Get the Sum of given number in scheme

Question

Hi i want my function to sum digits such that the result is less than 10 (77 = 14=5). dont know why it's passing the base case

(define (reduct n)
  (if(< n 10) n
     (+(modulo n 10)(reduct (truncate(/ n 10))))))

Answer 1

You forgot to call reduct again after adding. Here's the fixed version:

(define (reduct n)
  (if (< n 10)
      n
      (reduct (+ (modulo n 10) (reduct (quotient n 10))))))

Note that the inner reduct recursion is actually redundant and can be removed, leaving:

(define (reduct n)
  (if (< n 10)
      n
      (reduct (+ (modulo n 10) (quotient n 10)))))

or, if you want to only divide once (and get the modulo too), you can use the R7RS floor/ procedure:

(define (reduct n)
  (if (< n 10)
      n
      (reduct (call-with-values (lambda () (floor/ n 10)) +))))

(This is, by the way, a pure loop.
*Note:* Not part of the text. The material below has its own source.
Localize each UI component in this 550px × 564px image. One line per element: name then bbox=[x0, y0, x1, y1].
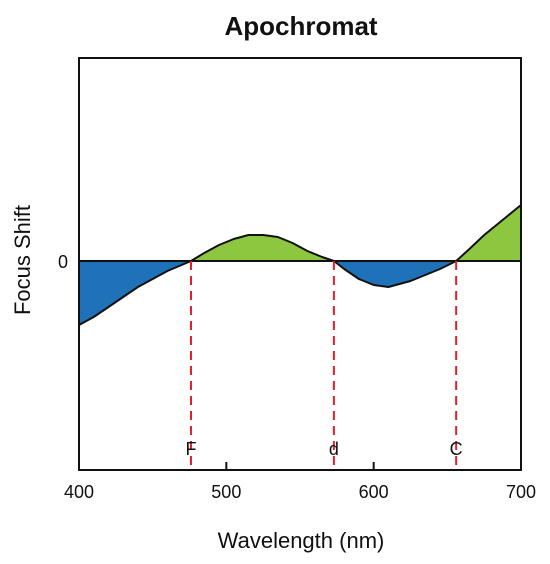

A Ruby version could look like:

def reduct(n)
  n = n % 10 + n / 10 while n >= 10
  n
end

or (for the one-division-only approach)

def reduct(n)
  n = n.divmod(10).reduce(:+) while n >= 10
  n
end

except that it uses mutation unlike the Scheme version.)

However, as my comment already says, the result will always be the same as doing (modulo n 9) (except that 0 should become 9, so (+ (modulo (- n 1) 9) 1) is probably more correct), so if you're doing this for numerological purposes or otherwise not a homework which requires you to do it the "hard way", just use that.